“Ay! What is it?”
“Are you coming along with us?”
Uncle Hugo shook his head despondently.
“Why not? It’s the last load this year!”
“Ay!” He lifted his straw hat and waved it in a kind of farewell salute towards the waggon, repeating mechanically: “The last load! The very last!”
Then there came a cessation of movement everywhere for the moment. It was a kind of breathing pause in Nature’s everlasting chorus,— a sudden rest, as it seemed, in the very spaces of the air. The young man threw himself down on the hay-load so that he faced the girl, who sat quiet, caressing the dove she held. He was undeniably good-looking, with an open nobility of feature which is uncommon enough among well-born and carefully-nurtured specimens of the human race, and is perhaps still more rarely to be found among those whose lot in life is one of continuous hard manual labour. Just now he looked singularly attractive, the more so, perhaps, because he was unconscious of it. He stretched out one hand towards the girl and touched the hem of her white frock.
“Are you feeling kind?”
Her eyes lightened with a gleam of merriment.
“I am always kind.”
“Not to me! Not as kind as you are to that bird.”
“Oh, poor Cupid! You’re jealous of him!”
He moved a little nearer to her.
“Perhaps I am!” And he spoke in a lower tone. “Perhaps I am, Innocent! I grudge him the privilege of lying there on your dear little white breast! I am envious when you kiss him! I want you to kiss me!”
His voice was tremulous,—he turned up his face audaciously.

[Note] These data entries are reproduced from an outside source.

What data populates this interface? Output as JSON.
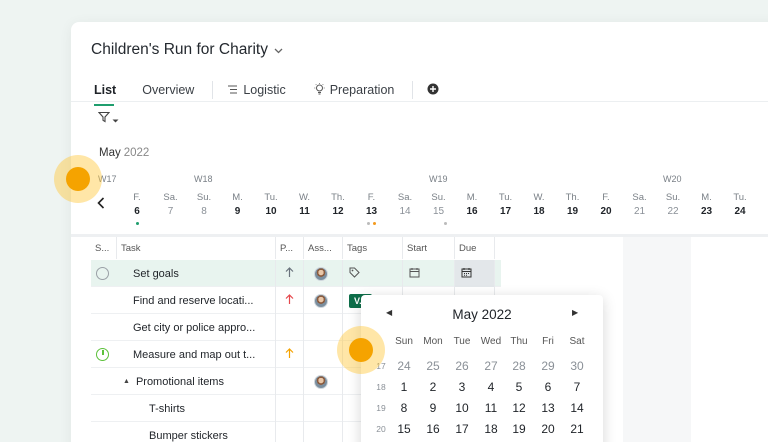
{
  "project": {
    "title": "Children's Run for Charity",
    "caret_icon": "chevron-down-icon"
  },
  "tabs": [
    {
      "label": "List",
      "active": true
    },
    {
      "label": "Overview"
    },
    {
      "label": "Logistic",
      "icon": "list-icon"
    },
    {
      "label": "Preparation",
      "icon": "lightbulb-icon"
    },
    {
      "label": "",
      "icon": "add-circle-icon"
    }
  ],
  "filter": {
    "icon": "filter-icon"
  },
  "timeline": {
    "month": "May",
    "year": "2022",
    "weeks": [
      "W17",
      "W18",
      "W19",
      "W20"
    ],
    "days": [
      {
        "name": "F.",
        "date": "6",
        "weekend": false
      },
      {
        "name": "Sa.",
        "date": "7",
        "weekend": true
      },
      {
        "name": "Su.",
        "date": "8",
        "weekend": true
      },
      {
        "name": "M.",
        "date": "9",
        "weekend": false
      },
      {
        "name": "Tu.",
        "date": "10",
        "weekend": false
      },
      {
        "name": "W.",
        "date": "11",
        "weekend": false
      },
      {
        "name": "Th.",
        "date": "12",
        "weekend": false
      },
      {
        "name": "F.",
        "date": "13",
        "weekend": false
      },
      {
        "name": "Sa.",
        "date": "14",
        "weekend": true
      },
      {
        "name": "Su.",
        "date": "15",
        "weekend": true
      },
      {
        "name": "M.",
        "date": "16",
        "weekend": false
      },
      {
        "name": "Tu.",
        "date": "17",
        "weekend": false
      },
      {
        "name": "W.",
        "date": "18",
        "weekend": false
      },
      {
        "name": "Th.",
        "date": "19",
        "weekend": false
      },
      {
        "name": "F.",
        "date": "20",
        "weekend": false
      },
      {
        "name": "Sa.",
        "date": "21",
        "weekend": true
      },
      {
        "name": "Su.",
        "date": "22",
        "weekend": true
      },
      {
        "name": "M.",
        "date": "23",
        "weekend": false
      },
      {
        "name": "Tu.",
        "date": "24",
        "weekend": false
      }
    ]
  },
  "table": {
    "headers": [
      "S...",
      "Task",
      "P...",
      "Ass...",
      "Tags",
      "Start",
      "Due"
    ],
    "rows": [
      {
        "task": "Set goals",
        "status": "open",
        "priority": "up-gray",
        "avatar": true,
        "tag": "tag-icon",
        "highlight": true
      },
      {
        "task": "Find and reserve locati...",
        "status": "",
        "priority": "up-red",
        "avatar": true,
        "tag_label": "V..."
      },
      {
        "task": "Get city or police appro...",
        "status": ""
      },
      {
        "task": "Measure and map out t...",
        "status": "progress",
        "priority": "up-orange"
      },
      {
        "task": "Promotional items",
        "status": "",
        "group": true,
        "avatar": true
      },
      {
        "task": "T-shirts",
        "status": "",
        "indent": true
      },
      {
        "task": "Bumper stickers",
        "status": "",
        "indent": true
      }
    ]
  },
  "datepicker": {
    "title": "May 2022",
    "prev_icon": "caret-left-icon",
    "next_icon": "caret-right-icon",
    "weekdays": [
      "Sun",
      "Mon",
      "Tue",
      "Wed",
      "Thu",
      "Fri",
      "Sat"
    ],
    "weeks": [
      {
        "num": "17",
        "days": [
          "24",
          "25",
          "26",
          "27",
          "28",
          "29",
          "30"
        ],
        "muted": true
      },
      {
        "num": "18",
        "days": [
          "1",
          "2",
          "3",
          "4",
          "5",
          "6",
          "7"
        ]
      },
      {
        "num": "19",
        "days": [
          "8",
          "9",
          "10",
          "11",
          "12",
          "13",
          "14"
        ]
      },
      {
        "num": "20",
        "days": [
          "15",
          "16",
          "17",
          "18",
          "19",
          "20",
          "21"
        ]
      }
    ]
  },
  "colors": {
    "accent": "#1f9e6e",
    "highlight_row": "#e8f4ef",
    "tag": "#0e6e4a",
    "cursor": "#f5a300"
  }
}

She looked at him with a smile.
“I will if you like!” she said. “I should think no more of kissing you than of kissing Cupid!”
He drew back with a gesture of annoyance.
“I wouldn’t be kissed at all that way,” he said, hotly.
“Why not?”
“Because it’s not the right way. A bird is not a man!”
She laughed merrily.
“Nor a man a bird, though he may have a bird’s name!” she said. “Oh, Robin, how clever you are!”
He leaned closer.
“Let Cupid go!” he pleaded,—“I want to ride home on the last load with you alone.”
Another little peal of laughter escaped her.
“I declare you think Cupid an actual person!” she said. “If he’ll go, he shall. But I think he’ll stay.”
She loosened her hold of the dove, which, released, gravely hopped up to her shoulder and sat there pruning its wing. She glanced round at it.
“I told you so!” she said,—“He’s a fixture.”
“I don’t mind him so much up there,” said Robin, and he ventured to take one of her hands in his own,—“but he always has so much of you; he nestles under your chin and is caressed by your sweet lips,—he has all, and I have,—nothing!”
“You have one hand,” said Innocent, with demure gravity.